Make vocational skills acquisition key “EKGS Director charges youth”

THE Director of the EKGS Culinary Institute, Efua Goode-Obeng Kyei, has charged the youth to work towards the acquisition of hands-on and vocational skills in addition to what they intend doing in life.

That, she said, was to ensure that they were well prepared for the future.

“My humble advice to them is that there is nothing like the acquisition of a skill. Indeed, no matter what you do you would need to have an additional skill that would support you.”

“In our enrolments we have people from the banking sector and other sectors who are here to acquire one form of skill or the other because they know that one day they would go on retirement and that it is the skills that they are acquiring now that would come in handy to support them at home,” she said, and “my advice is that the youth should do away with laziness, procrastination and then take a bold step to have a skill that would benefit them a lot.” 

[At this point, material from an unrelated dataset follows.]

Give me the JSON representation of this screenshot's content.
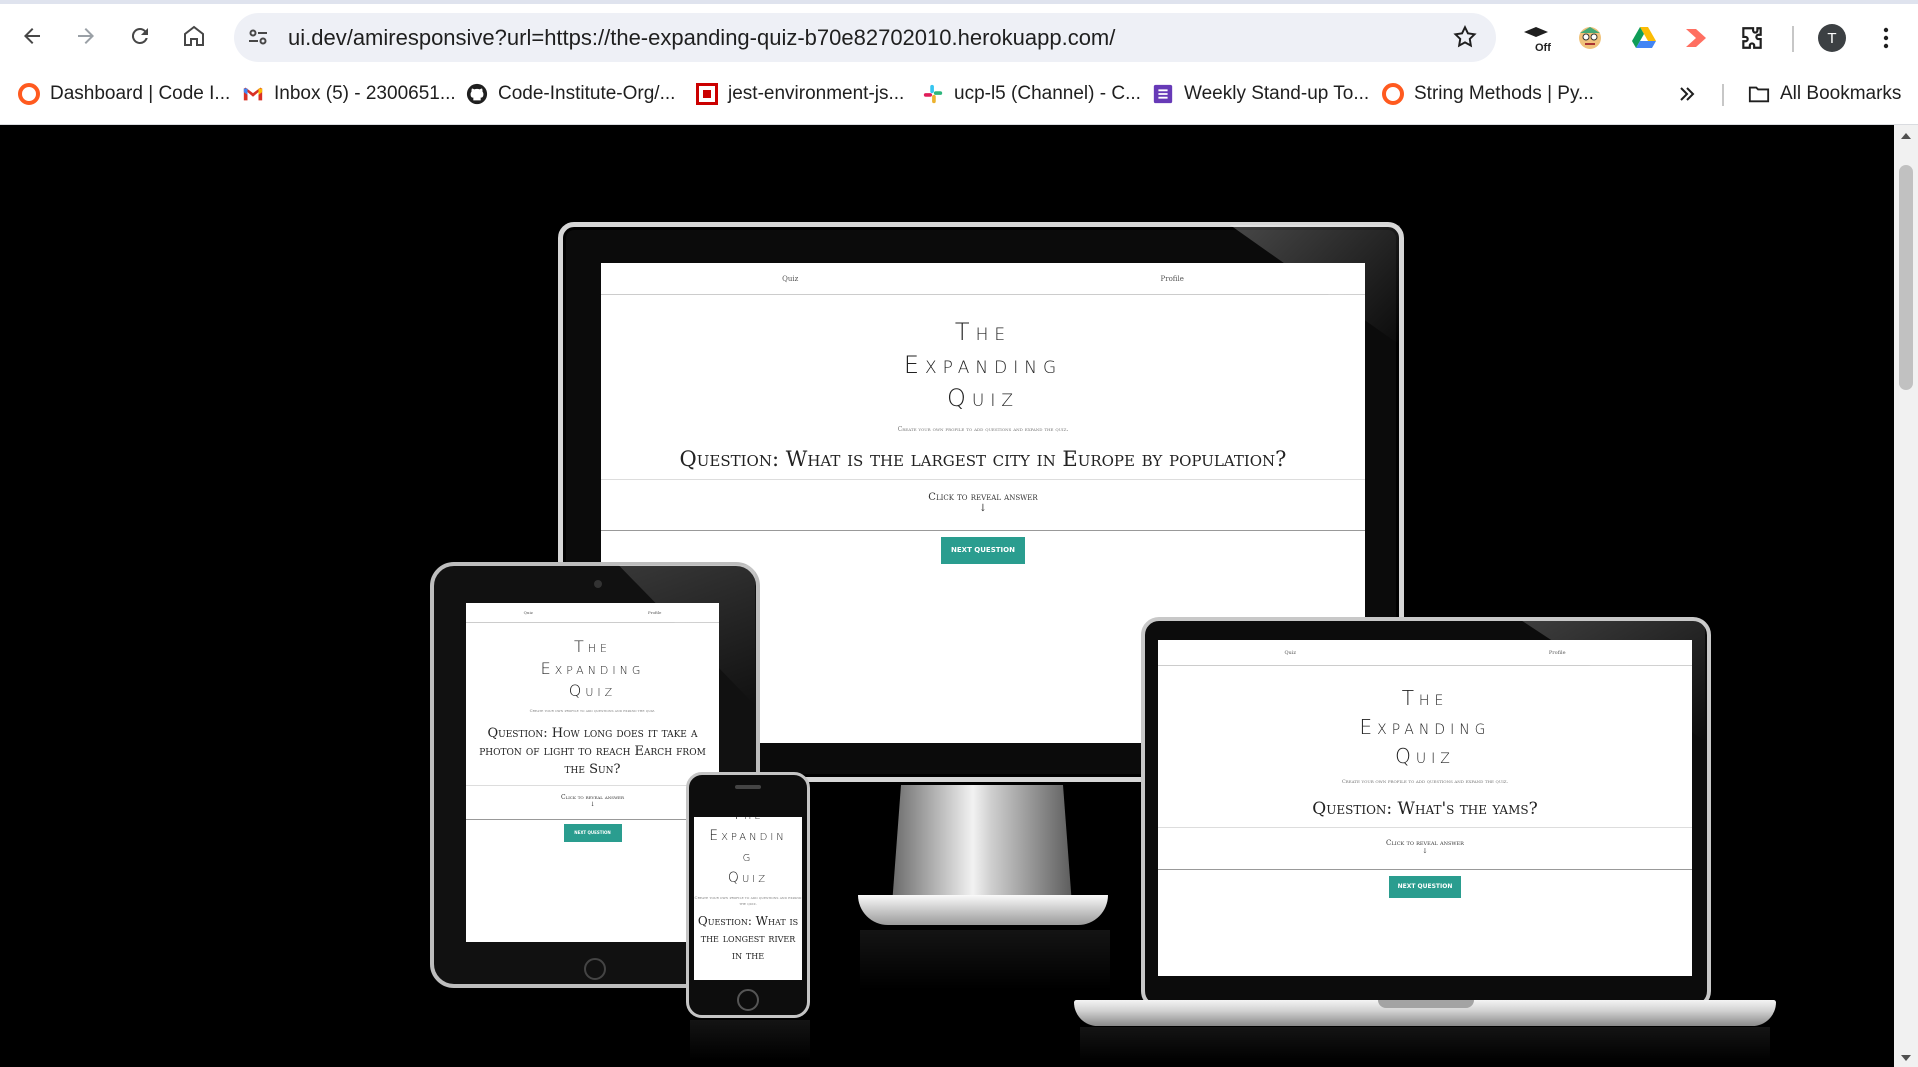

Ms Kyei, who said this on the sidelines of the launch of the EKGS’s 25th anniversary logo last Wednesday in Accra, dismissed the notion that vocational training was for people who were not academically good since it involved measurement and understanding of English Language used for the application of certain ingredients, among other things.

“So, this industry is not for people who may not be academically good, you have to be knowledgeable and know what you are doing to be able to do things well,” she said.

According to her, the institute had since its establishment, trained over 7,000 people working in various fields and setting up their businesses across the country and retraining others as well and felt so fulfilled about the impact she had made in the lives of people.

The culinary industry, she said, was one critical area in the country since people could not do away with food and also entertainment, both of which were key to boosting tourism, a huge revenue generation sector that was yet to get the needed attention in terms of development of facilities, among other things.  

Courses offered at the institute included cake making and decoration, pastry making, cooking theory and floral décor.

Ms Kyei said the vision of the institute was to have that impact whereby the youth that were being trained would be well-grounded and so it was coming out with a package that would ensure that every student that passed out would have the basic tools to be able to set up on their own.

On the technology used for the work, she said it was now easy and that there were so many tools that had come in to reduce long processes.

“On the practical aspect it is a bit easier now because we have modern tools coming in to make the work easy.

On the other hand, due to the economic hardship, it had made cake making very expensive – I always pity my students because gathering money to do your practical is not easy,” she said.

The first student to be enrolled in the institute, Henrietta Kukua Barnes Danquah, congratulated the EKGS on the attainment of its 25th anniversary.

The Youth Tourism Ambassador of Ghana, James Amartey, urged the students to engage in some networking among themselves in order to strengthen their front.